07/05/2026
Demand and sales rebound, but with fewer affordable mortgages:
> The war in Iran has curbed spending power as mortgage rates adjust in anticipation of energy-cost inflation.
>Housing supply is at an 11-year high in some regions, with 5% more homes for sale than a year ago.
> The average 75% LTV fixed rate across the 6 big lenders is over 5% (Mojo Mortgages)
> House prices across England & Wales grew 0.9% YoY to £284,720 (HPI).
> Remortgage approvals are at their highest since 2018 pre-COVID.
> The Base Rate was held at 3.75% on the 30th April, but will likely increase in June if inflation rises.
The UK housing market in April demonstrated remarkable resilience in the face of external shocks. Despite the "Iran War" effect driving average two-year fixed mortgage rates up to 5.42%, the market remains functional and resilient.
Buyer enquiries have rebounded to their highest levels since February, proving that needs-based movers are undeterred by the current geopolitical climate. The annual house price growth has remained steady at 1.3% nationally, though this masks a clear North-South divide. The North East continues to outperform, while southern regions face modest price softening amid higher affordability pressures.

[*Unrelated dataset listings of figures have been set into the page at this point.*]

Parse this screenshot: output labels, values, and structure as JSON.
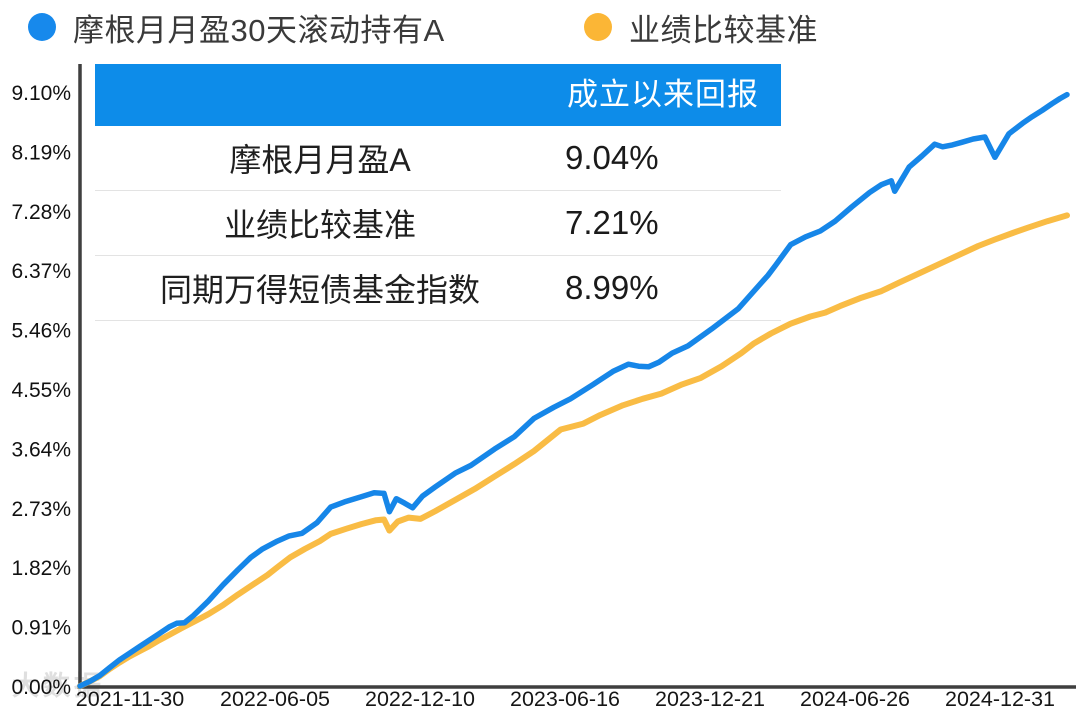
{
  "legend": {
    "items": [
      {
        "label": "摩根月月盈30天滚动持有A",
        "color": "#1789EC"
      },
      {
        "label": "业绩比较基准",
        "color": "#FBB636"
      }
    ]
  },
  "table": {
    "header": "成立以来回报",
    "header_bg": "#0D8CE9",
    "rows": [
      {
        "label": "摩根月月盈A",
        "value": "9.04%"
      },
      {
        "label": "业绩比较基准",
        "value": "7.21%"
      },
      {
        "label": "同期万得短债基金指数",
        "value": "8.99%"
      }
    ]
  },
  "watermark": "大数据",
  "chart_data": {
    "type": "line",
    "title": "",
    "xlabel": "",
    "ylabel": "",
    "grid": false,
    "legend_position": "top",
    "ylim": [
      0,
      9.1
    ],
    "y_tick_labels": [
      "9.10%",
      "8.19%",
      "7.28%",
      "6.37%",
      "5.46%",
      "4.55%",
      "3.64%",
      "2.73%",
      "1.82%",
      "0.91%",
      "0.00%"
    ],
    "x_tick_labels": [
      "2021-11-30",
      "2022-06-05",
      "2022-12-10",
      "2023-06-16",
      "2023-12-21",
      "2024-06-26",
      "2024-12-31"
    ],
    "x_range": [
      "2021-11-30",
      "2024-12-31"
    ],
    "axis_color": "#3f3f3f",
    "series": [
      {
        "name": "摩根月月盈30天滚动持有A",
        "color": "#1686E8",
        "end_value_pct": 9.04,
        "points": [
          [
            0,
            0
          ],
          [
            0.01,
            0.07
          ],
          [
            0.02,
            0.16
          ],
          [
            0.03,
            0.28
          ],
          [
            0.04,
            0.4
          ],
          [
            0.05,
            0.5
          ],
          [
            0.06,
            0.6
          ],
          [
            0.07,
            0.7
          ],
          [
            0.08,
            0.8
          ],
          [
            0.091,
            0.91
          ],
          [
            0.098,
            0.96
          ],
          [
            0.106,
            0.97
          ],
          [
            0.115,
            1.08
          ],
          [
            0.13,
            1.3
          ],
          [
            0.145,
            1.55
          ],
          [
            0.16,
            1.78
          ],
          [
            0.173,
            1.97
          ],
          [
            0.185,
            2.1
          ],
          [
            0.2,
            2.22
          ],
          [
            0.212,
            2.3
          ],
          [
            0.225,
            2.34
          ],
          [
            0.24,
            2.5
          ],
          [
            0.254,
            2.74
          ],
          [
            0.268,
            2.82
          ],
          [
            0.285,
            2.9
          ],
          [
            0.298,
            2.96
          ],
          [
            0.308,
            2.95
          ],
          [
            0.3135,
            2.67
          ],
          [
            0.3205,
            2.87
          ],
          [
            0.329,
            2.8
          ],
          [
            0.337,
            2.73
          ],
          [
            0.347,
            2.91
          ],
          [
            0.36,
            3.05
          ],
          [
            0.38,
            3.26
          ],
          [
            0.396,
            3.38
          ],
          [
            0.42,
            3.63
          ],
          [
            0.44,
            3.82
          ],
          [
            0.46,
            4.1
          ],
          [
            0.48,
            4.27
          ],
          [
            0.497,
            4.4
          ],
          [
            0.52,
            4.62
          ],
          [
            0.54,
            4.82
          ],
          [
            0.5555,
            4.93
          ],
          [
            0.566,
            4.9
          ],
          [
            0.576,
            4.89
          ],
          [
            0.5866,
            4.96
          ],
          [
            0.6,
            5.1
          ],
          [
            0.616,
            5.21
          ],
          [
            0.64,
            5.47
          ],
          [
            0.667,
            5.78
          ],
          [
            0.697,
            6.29
          ],
          [
            0.705,
            6.45
          ],
          [
            0.72,
            6.76
          ],
          [
            0.735,
            6.88
          ],
          [
            0.75,
            6.97
          ],
          [
            0.765,
            7.12
          ],
          [
            0.782,
            7.34
          ],
          [
            0.8,
            7.56
          ],
          [
            0.812,
            7.68
          ],
          [
            0.822,
            7.74
          ],
          [
            0.8254,
            7.58
          ],
          [
            0.84,
            7.95
          ],
          [
            0.853,
            8.12
          ],
          [
            0.866,
            8.3
          ],
          [
            0.874,
            8.26
          ],
          [
            0.884,
            8.29
          ],
          [
            0.8934,
            8.33
          ],
          [
            0.905,
            8.38
          ],
          [
            0.9168,
            8.41
          ],
          [
            0.9269,
            8.1
          ],
          [
            0.9411,
            8.46
          ],
          [
            0.955,
            8.62
          ],
          [
            0.9645,
            8.72
          ],
          [
            0.975,
            8.82
          ],
          [
            0.9848,
            8.92
          ],
          [
            0.993,
            9.0
          ],
          [
            1,
            9.06
          ]
        ]
      },
      {
        "name": "业绩比较基准",
        "color": "#F9BC45",
        "end_value_pct": 7.21,
        "points": [
          [
            0,
            0
          ],
          [
            0.01,
            0.07
          ],
          [
            0.02,
            0.15
          ],
          [
            0.03,
            0.26
          ],
          [
            0.04,
            0.36
          ],
          [
            0.05,
            0.45
          ],
          [
            0.06,
            0.53
          ],
          [
            0.07,
            0.61
          ],
          [
            0.08,
            0.7
          ],
          [
            0.09,
            0.78
          ],
          [
            0.102,
            0.88
          ],
          [
            0.115,
            0.98
          ],
          [
            0.13,
            1.1
          ],
          [
            0.145,
            1.24
          ],
          [
            0.16,
            1.4
          ],
          [
            0.175,
            1.55
          ],
          [
            0.19,
            1.7
          ],
          [
            0.2,
            1.82
          ],
          [
            0.213,
            1.97
          ],
          [
            0.228,
            2.1
          ],
          [
            0.243,
            2.22
          ],
          [
            0.254,
            2.33
          ],
          [
            0.27,
            2.41
          ],
          [
            0.285,
            2.48
          ],
          [
            0.3,
            2.54
          ],
          [
            0.308,
            2.55
          ],
          [
            0.3135,
            2.38
          ],
          [
            0.322,
            2.52
          ],
          [
            0.333,
            2.58
          ],
          [
            0.345,
            2.56
          ],
          [
            0.36,
            2.68
          ],
          [
            0.38,
            2.85
          ],
          [
            0.4,
            3.02
          ],
          [
            0.42,
            3.21
          ],
          [
            0.44,
            3.4
          ],
          [
            0.46,
            3.6
          ],
          [
            0.487,
            3.93
          ],
          [
            0.51,
            4.02
          ],
          [
            0.527,
            4.15
          ],
          [
            0.55,
            4.3
          ],
          [
            0.57,
            4.4
          ],
          [
            0.589,
            4.48
          ],
          [
            0.61,
            4.62
          ],
          [
            0.629,
            4.72
          ],
          [
            0.65,
            4.9
          ],
          [
            0.67,
            5.1
          ],
          [
            0.683,
            5.25
          ],
          [
            0.7,
            5.4
          ],
          [
            0.72,
            5.55
          ],
          [
            0.74,
            5.66
          ],
          [
            0.755,
            5.72
          ],
          [
            0.77,
            5.82
          ],
          [
            0.792,
            5.95
          ],
          [
            0.812,
            6.05
          ],
          [
            0.83,
            6.18
          ],
          [
            0.85,
            6.32
          ],
          [
            0.87,
            6.46
          ],
          [
            0.89,
            6.6
          ],
          [
            0.91,
            6.74
          ],
          [
            0.927,
            6.84
          ],
          [
            0.945,
            6.94
          ],
          [
            0.96,
            7.02
          ],
          [
            0.98,
            7.12
          ],
          [
            1,
            7.21
          ]
        ]
      }
    ]
  }
}
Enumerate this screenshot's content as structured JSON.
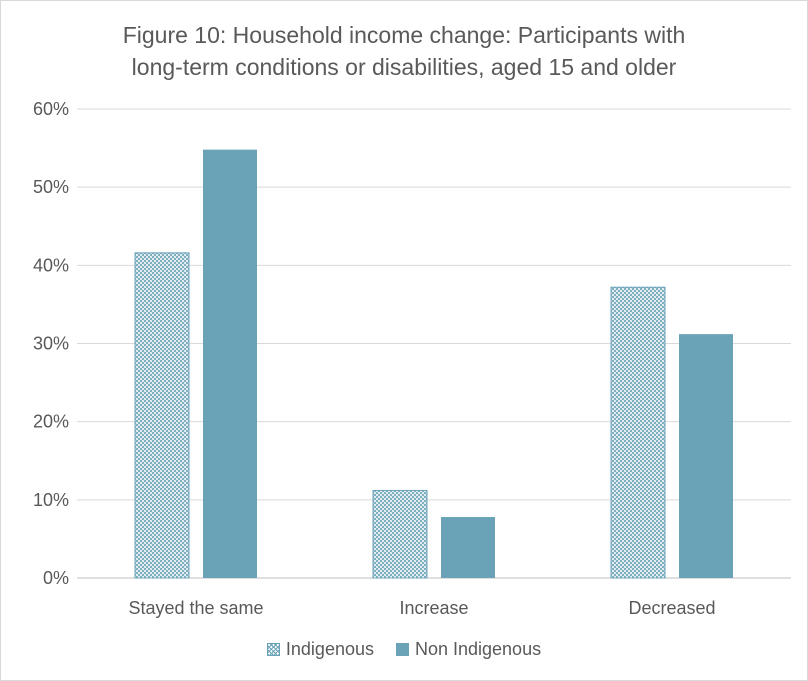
{
  "chart_data": {
    "type": "bar",
    "title_lines": [
      "Figure 10: Household income change: Participants with",
      "long-term conditions or disabilities, aged 15 and older"
    ],
    "categories": [
      "Stayed the same",
      "Increase",
      "Decreased"
    ],
    "series": [
      {
        "name": "Indigenous",
        "values": [
          41.6,
          11.2,
          37.2
        ],
        "color": "#6aa3b8",
        "pattern": "crosshatch"
      },
      {
        "name": "Non Indigenous",
        "values": [
          54.8,
          7.8,
          31.2
        ],
        "color": "#6aa3b8",
        "pattern": "solid"
      }
    ],
    "ylim": [
      0,
      60
    ],
    "yticks": [
      0,
      10,
      20,
      30,
      40,
      50,
      60
    ],
    "ytick_labels": [
      "0%",
      "10%",
      "20%",
      "30%",
      "40%",
      "50%",
      "60%"
    ],
    "grid": true,
    "legend_position": "bottom",
    "gridline_color": "#d9d9d9",
    "text_color": "#595959"
  }
}
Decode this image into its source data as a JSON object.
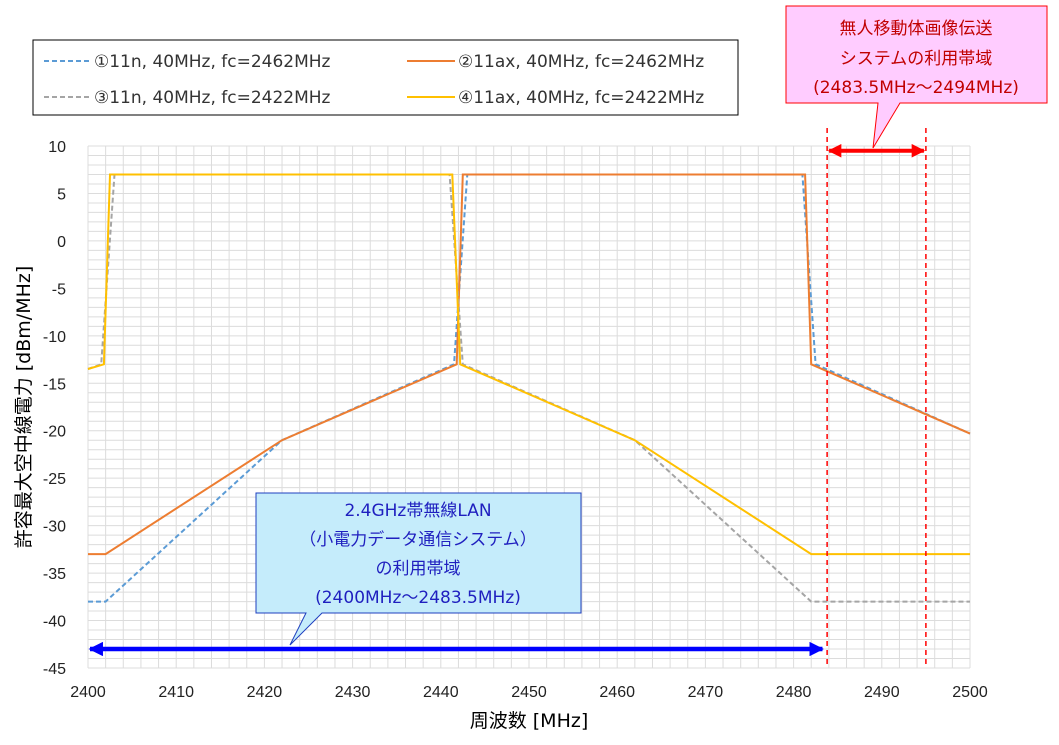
{
  "chart_data": {
    "type": "line",
    "xlabel": "周波数 [MHz]",
    "ylabel": "許容最大空中線電力 [dBm/MHz]",
    "xlim": [
      2400,
      2500
    ],
    "ylim": [
      -45,
      10
    ],
    "xticks": [
      2400,
      2410,
      2420,
      2430,
      2440,
      2450,
      2460,
      2470,
      2480,
      2490,
      2500
    ],
    "yticks": [
      10,
      5,
      0,
      -5,
      -10,
      -15,
      -20,
      -25,
      -30,
      -35,
      -40,
      -45
    ],
    "grid": true,
    "legend_position": "top-left",
    "series": [
      {
        "name": "①11n, 40MHz, fc=2462MHz",
        "color": "#5b9bd5",
        "dash": "dashed",
        "points": [
          [
            2400,
            -38
          ],
          [
            2402,
            -38
          ],
          [
            2422,
            -21
          ],
          [
            2441.5,
            -13
          ],
          [
            2443,
            7
          ],
          [
            2481,
            7
          ],
          [
            2482.5,
            -13
          ],
          [
            2500,
            -20.3
          ]
        ]
      },
      {
        "name": "②11ax, 40MHz, fc=2462MHz",
        "color": "#ed7d31",
        "dash": "solid",
        "points": [
          [
            2400,
            -33
          ],
          [
            2402,
            -33
          ],
          [
            2422,
            -21
          ],
          [
            2441.8,
            -13
          ],
          [
            2442.5,
            7
          ],
          [
            2481.3,
            7
          ],
          [
            2482,
            -13
          ],
          [
            2500,
            -20.3
          ]
        ]
      },
      {
        "name": "③11n, 40MHz, fc=2422MHz",
        "color": "#a5a5a5",
        "dash": "dashed",
        "points": [
          [
            2400,
            -13.5
          ],
          [
            2401.5,
            -13
          ],
          [
            2403,
            7
          ],
          [
            2441,
            7
          ],
          [
            2442.5,
            -13
          ],
          [
            2462,
            -21
          ],
          [
            2482,
            -38
          ],
          [
            2500,
            -38
          ]
        ]
      },
      {
        "name": "④11ax, 40MHz, fc=2422MHz",
        "color": "#ffc000",
        "dash": "solid",
        "points": [
          [
            2400,
            -13.5
          ],
          [
            2401.8,
            -13
          ],
          [
            2402.5,
            7
          ],
          [
            2441.3,
            7
          ],
          [
            2442.2,
            -13
          ],
          [
            2462,
            -21
          ],
          [
            2482,
            -33
          ],
          [
            2500,
            -33
          ]
        ]
      }
    ],
    "annotations": {
      "wlan_band": {
        "lines": [
          "2.4GHz帯無線LAN",
          "（小電力データ通信システム）",
          "の利用帯域",
          "(2400MHz～2483.5MHz)"
        ],
        "range": [
          2400,
          2483.5
        ],
        "y": -43,
        "arrow_color": "#0000ff",
        "fill": "#c5ecfb",
        "text_color": "#1f1fbf"
      },
      "drone_band": {
        "lines": [
          "無人移動体画像伝送",
          "システムの利用帯域",
          "(2483.5MHz～2494MHz)"
        ],
        "range": [
          2483.5,
          2494
        ],
        "y": 9.5,
        "arrow_color": "#ff0000",
        "fill": "#ffccff",
        "text_color": "#c00000",
        "boundary_lines": [
          2483.8,
          2495
        ]
      }
    }
  }
}
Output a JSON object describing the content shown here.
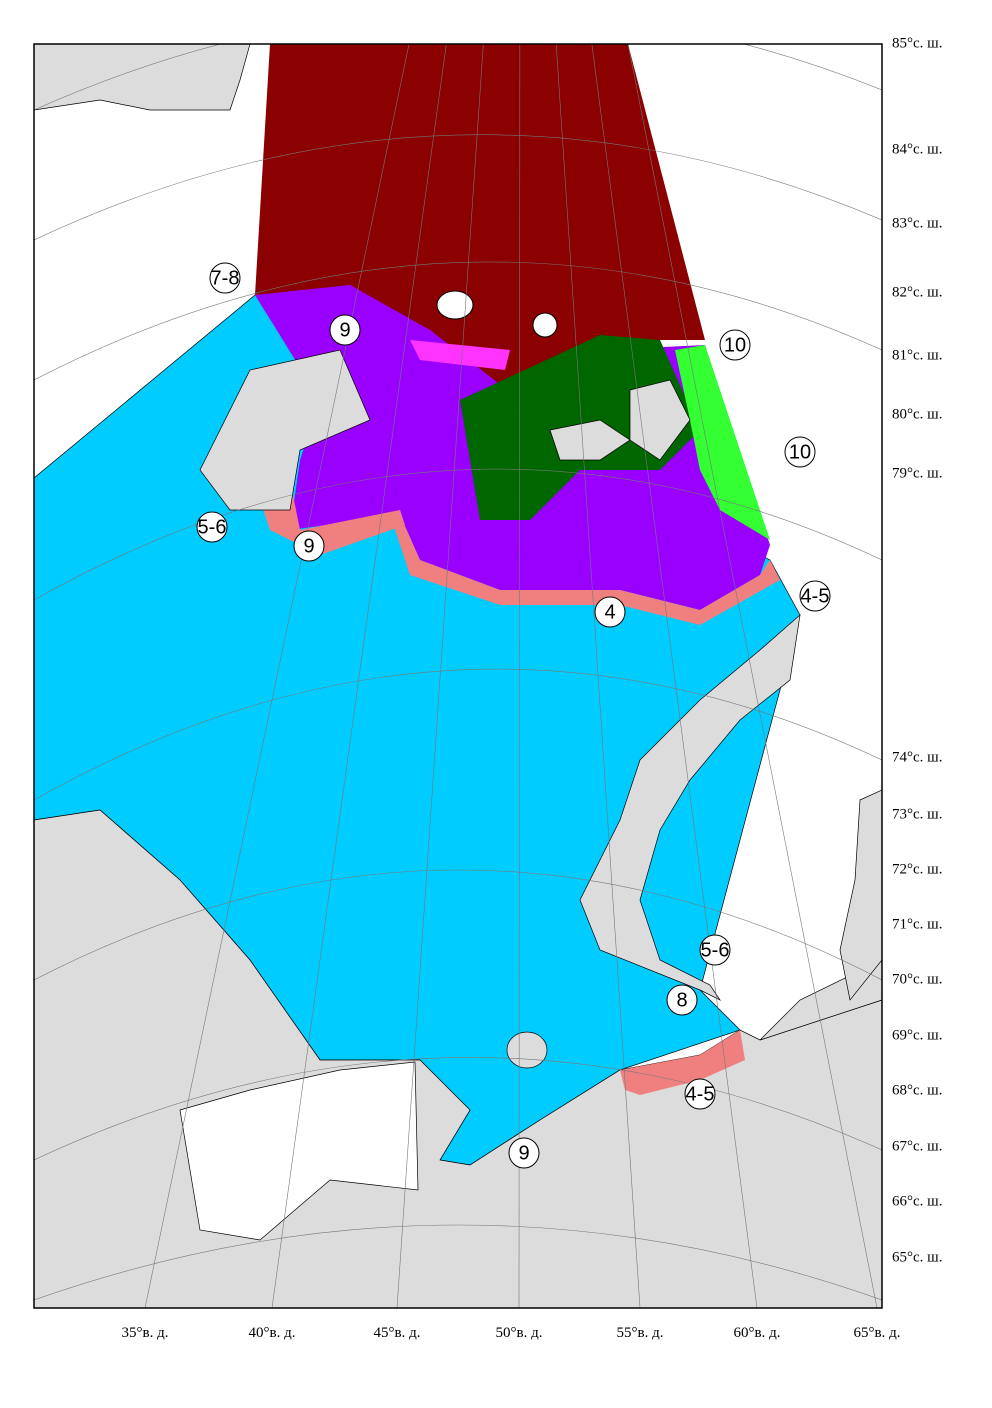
{
  "map": {
    "lat_labels": [
      "85°с. ш.",
      "84°с. ш.",
      "83°с. ш.",
      "82°с. ш.",
      "81°с. ш.",
      "80°с. ш.",
      "79°с. ш.",
      "74°с. ш.",
      "73°с. ш.",
      "72°с. ш.",
      "71°с. ш.",
      "70°с. ш.",
      "69°с. ш.",
      "68°с. ш.",
      "67°с. ш.",
      "66°с. ш.",
      "65°с. ш."
    ],
    "lon_labels": [
      "35°в. д.",
      "40°в. д.",
      "45°в. д.",
      "50°в. д.",
      "55°в. д.",
      "60°в. д.",
      "65°в. д."
    ],
    "ice_labels": [
      "9",
      "10",
      "10",
      "7-8",
      "5-6",
      "9",
      "4",
      "4-5",
      "5-6",
      "8",
      "4-5",
      "9"
    ]
  }
}
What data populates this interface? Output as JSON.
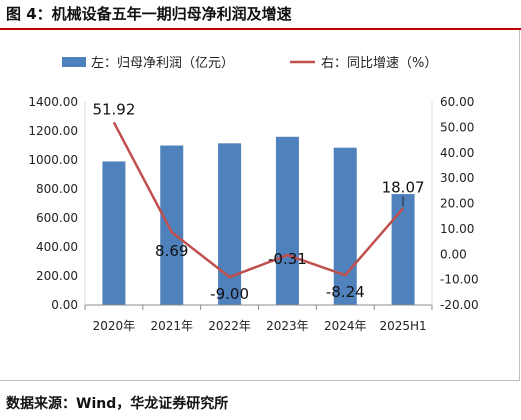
{
  "figure_title": "图 4：机械设备五年一期归母净利润及增速",
  "source": "数据来源：Wind，华龙证券研究所",
  "colors": {
    "bar": "#4f81bd",
    "line": "#c0504d",
    "rule": "#c00000"
  },
  "chart_data": {
    "type": "bar",
    "categories": [
      "2020年",
      "2021年",
      "2022年",
      "2023年",
      "2024年",
      "2025H1"
    ],
    "series": [
      {
        "name": "左：归母净利润（亿元）",
        "type": "bar",
        "axis": "left",
        "values": [
          990,
          1100,
          1115,
          1160,
          1085,
          765
        ]
      },
      {
        "name": "右：同比增速（%）",
        "type": "line",
        "axis": "right",
        "values": [
          51.92,
          8.69,
          -9.0,
          -0.31,
          -8.24,
          18.07
        ]
      }
    ],
    "left_axis": {
      "min": 0,
      "max": 1400,
      "step": 200,
      "ticks": [
        "0.00",
        "200.00",
        "400.00",
        "600.00",
        "800.00",
        "1000.00",
        "1200.00",
        "1400.00"
      ]
    },
    "right_axis": {
      "min": -20,
      "max": 60,
      "step": 10,
      "ticks": [
        "-20.00",
        "-10.00",
        "0.00",
        "10.00",
        "20.00",
        "30.00",
        "40.00",
        "50.00",
        "60.00"
      ]
    },
    "data_labels": [
      "51.92",
      "8.69",
      "-9.00",
      "-0.31",
      "-8.24",
      "18.07"
    ],
    "legend": "top",
    "grid": false
  }
}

This has meant that transaction volumes are holding firm, currently running just 3% lower than the exceptionally strong market of April 2025, and with 5% more homes for sale than this time last year, buyers have more choice, making realistic pricing essential for a successful sale.
In summary, while the market is "shifting" in response to higher borrowing costs and inflation concerns, it is far from stalling. Stability remains the dominant theme as we head into the summer months.